Several years later, jazz was in fashion in music industry, capturing the large audiences. It allowed improvisation of various instruments. A large following led to the development of dance halls, which were filled to capacity.

Rag and jig was interchangeably used in the 1890s (Berlin, 1980). Cakewalk, which preceded ragtime, had similar characteristics. The earliest sheet music rags were accepted by the market, selling millions of copies. For instance, Ernest Hogan’s “All Coons Look Alike to Me” was very successful. His music was widely regarded as involving the non-reading musicians. The success of song ignited the spread of ragtime rhythms throughout the country. The songs had stereotypic racist images of African-Americans. This made them gain the title “coon songs”.

The songs were sung during the period, when racism was eminent, and slave trade was a fashionable thing. The black Americans found solace in the songs. In later years, Hogan acknowledged that the use of racial slurs was a shame. However, he also appreciated the way he had contributed to the spread of ragtime.

Mature ragtime emerged in the late 1890s with the publishing of several important rags. Scott Joplin published “Maple Leaf Rag” in 1899, which became a great hit by demonstrating depth and sophistication, compared to earlier ragtime (Berlin, 1980). Jazz styles developed at the beginning of 1900. The two genres overlapped, surpassing ragtime in later years.

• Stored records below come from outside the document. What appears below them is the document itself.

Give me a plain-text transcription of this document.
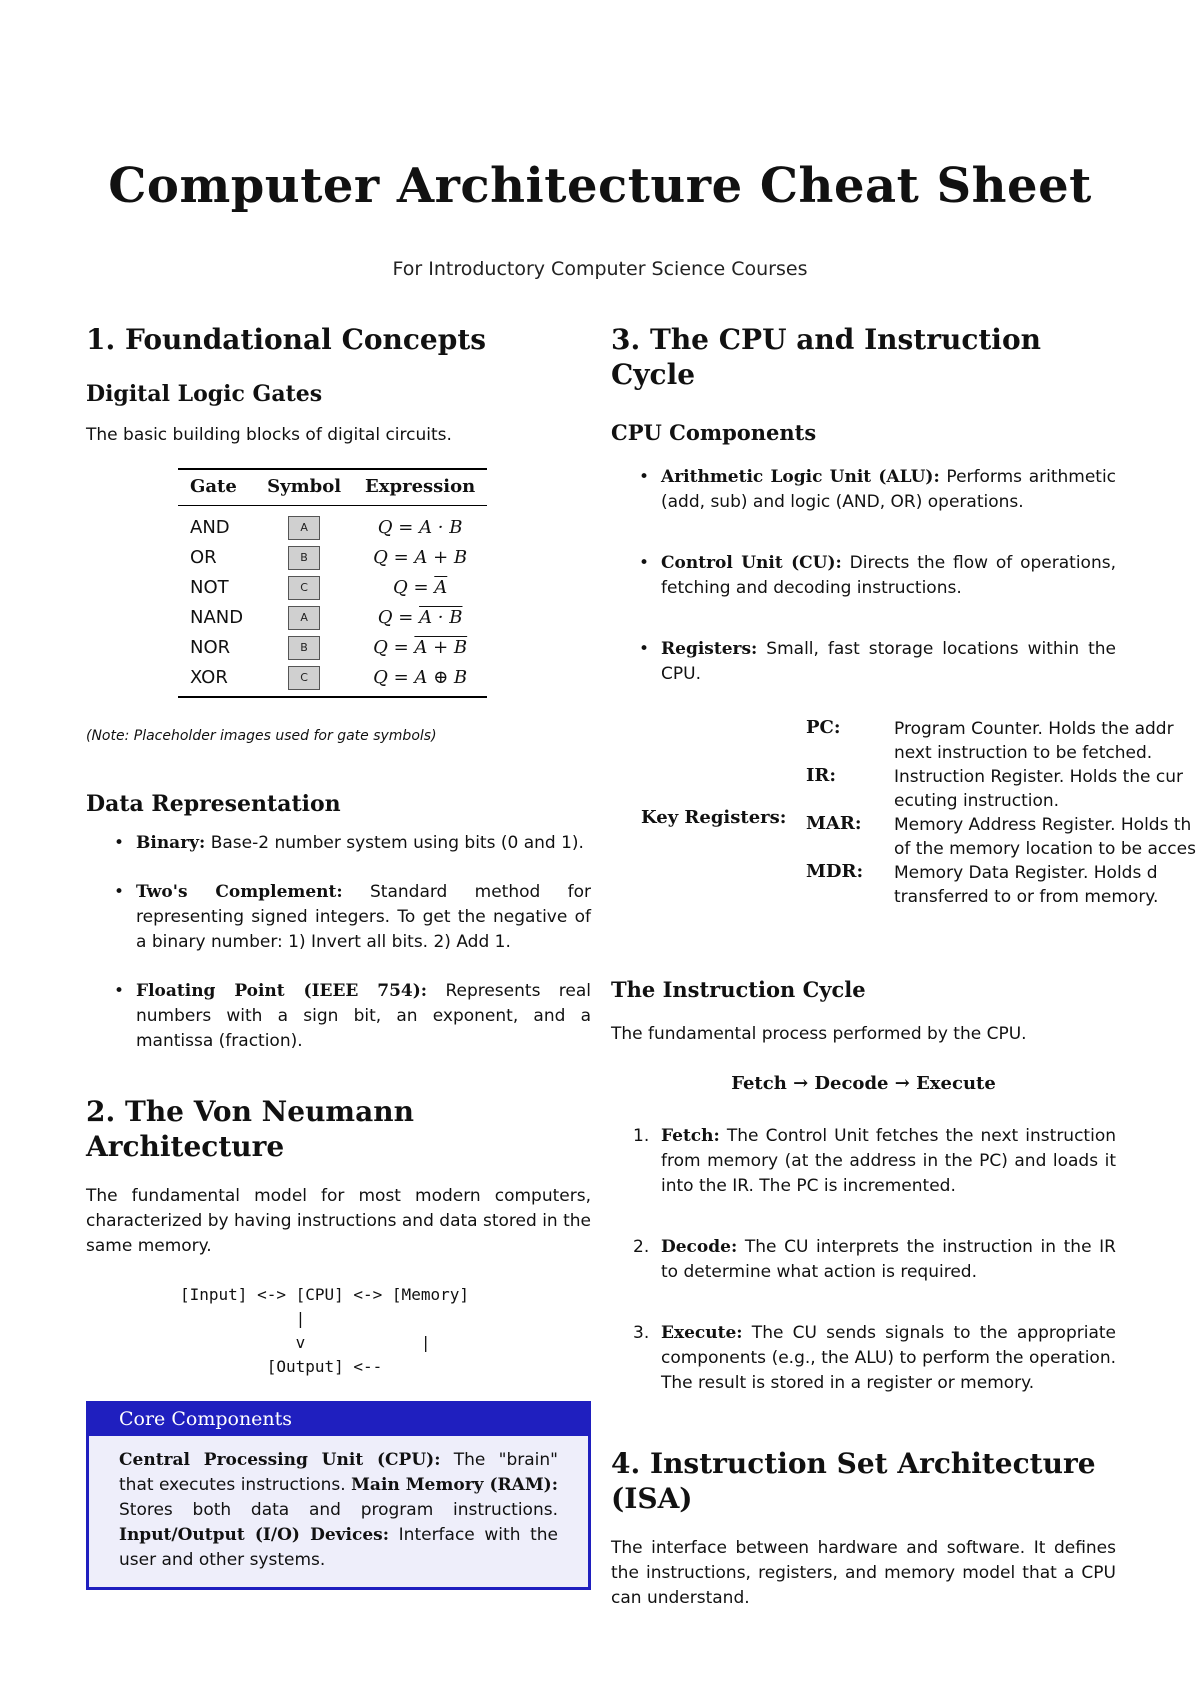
Computer Architecture Cheat Sheet
For Introductory Computer Science Courses
1. Foundational Concepts
Digital Logic Gates

The basic building blocks of digital circuits.

Gate	Symbol	Expression
AND	A	Q = A · B
OR	B	Q = A + B
NOT	C	$Q = \overline{A}$
NAND	A	Q = A · B
NOR	B	Q = A + B
XOR	C	Q = A ⊕ B

(Note: Placeholder images used for gate symbols)

Data Representation
• Binary: Base-2 number system using bits (0 and 1).
• Two's Complement: Standard method for representing signed integers. To get the negative of a binary number: 1) Invert all bits. 2) Add 1.
• Floating Point (IEEE 754): Represents real numbers with a sign bit, an exponent, and a mantissa (fraction).
2. The Von Neumann Architecture

The fundamental model for most modern computers, characterized by having instructions and data stored in the same memory.

[Input] <-> [CPU] <-> [Memory]
|
v            |
[Output] <--
Core Components
Central Processing Unit (CPU): The "brain" that executes instructions. Main Memory (RAM): Stores both data and program instructions. Input/Output (I/O) Devices: Interface with the user and other systems.
3. The CPU and Instruction Cycle
CPU Components
• Arithmetic Logic Unit (ALU): Performs arithmetic (add, sub) and logic (AND, OR) operations.
• Control Unit (CU): Directs the flow of operations, fetching and decoding instructions.
• Registers: Small, fast storage locations within the CPU.
Key Registers:
PC:	Program Counter. Holds the addr
next instruction to be fetched.
IR:	Instruction Register. Holds the cur
ecuting instruction.
MAR: Memory Address Register. Holds th
of the memory location to be acces
MDR: Memory Data Register. Holds d
transferred to or from memory.
The Instruction Cycle

The fundamental process performed by the CPU.

Fetch → Decode → Execute
1. Fetch: The Control Unit fetches the next instruction from memory (at the address in the PC) and loads it into the IR. The PC is incremented.
2. Decode: The CU interprets the instruction in the IR to determine what action is required.
3. Execute: The CU sends signals to the appropriate components (e.g., the ALU) to perform the operation. The result is stored in a register or memory.
4. Instruction Set Architecture (ISA)

The interface between hardware and software. It defines the instructions, registers, and memory model that a CPU can understand.
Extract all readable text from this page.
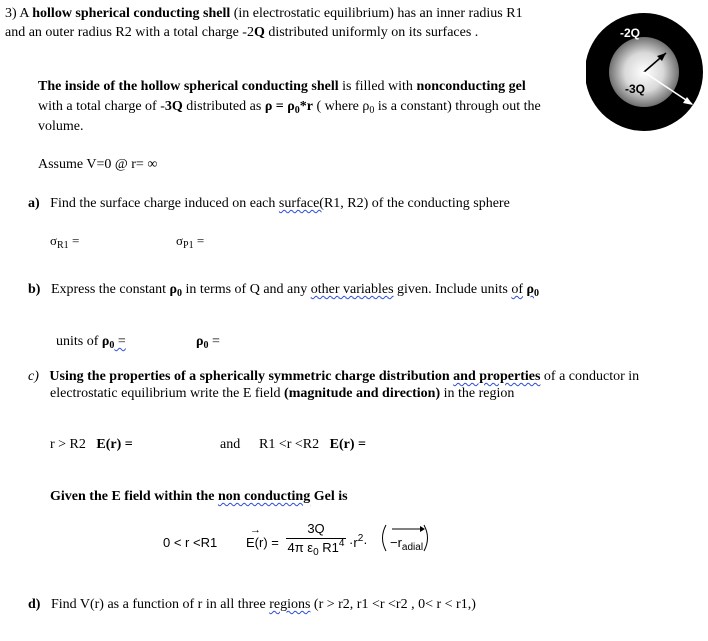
3) A hollow spherical conducting shell (in electrostatic equilibrium) has an inner radius R1
and an outer radius R2 with a total charge -2Q distributed uniformly on its surfaces .	-2Q
-3Q
The inside of the hollow spherical conducting shell is filled with nonconducting gel
with a total charge of -3Q distributed as $\rho = \rho_0*r$ ( where $\rho_0$ is a constant) through out the
volume.
Assume V=0 @ r= ∞
a) Find the surface charge induced on each surface(R1, R2) of the conducting sphere
$\sigma_{R1}$ =	$\sigma_{P1}$ =
b) Express the constant $\rho_0$ in terms of Q and any other variables given. Include units of $\rho_0$
units of $\rho_0$ =	$\rho_0$ =
c) Using the properties of a spherically symmetric charge distribution and properties of a conductor in
electrostatic equilibrium write the E field (magnitude and direction) in the region
r > R2 E(r) =	and R1 <r <R2 E(r) =
Given the E field within the non conducting Gel is
0 < r <R1
→
E(r) =
3Q
4π $\varepsilon_0$ $R1^4 \cdot r^2\cdot -r_{adial}$
d) Find V(r) as a function of r in all three regions (r > r2, r1 <r <r2 , 0< r < r1,)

The glory days of ragtime was witnessed by easy access and availability of sound recording. Unlike jazz, ragtime was a written tradition, distributed in sheet music. It was also distributed, using piano rolls for piano players. On the other hand, jazz enjoyed the privilege of recording and live performances. Folk ragtime was in existence before classical ragtime. Folk ragtime adherents used such instruments as mandolin clubs, banjo, and string bands. Novelty ragtime appeared, when traditional rag faded. It took advantage of the piano roll developments, neglecting the mature pianists and sheet music sales.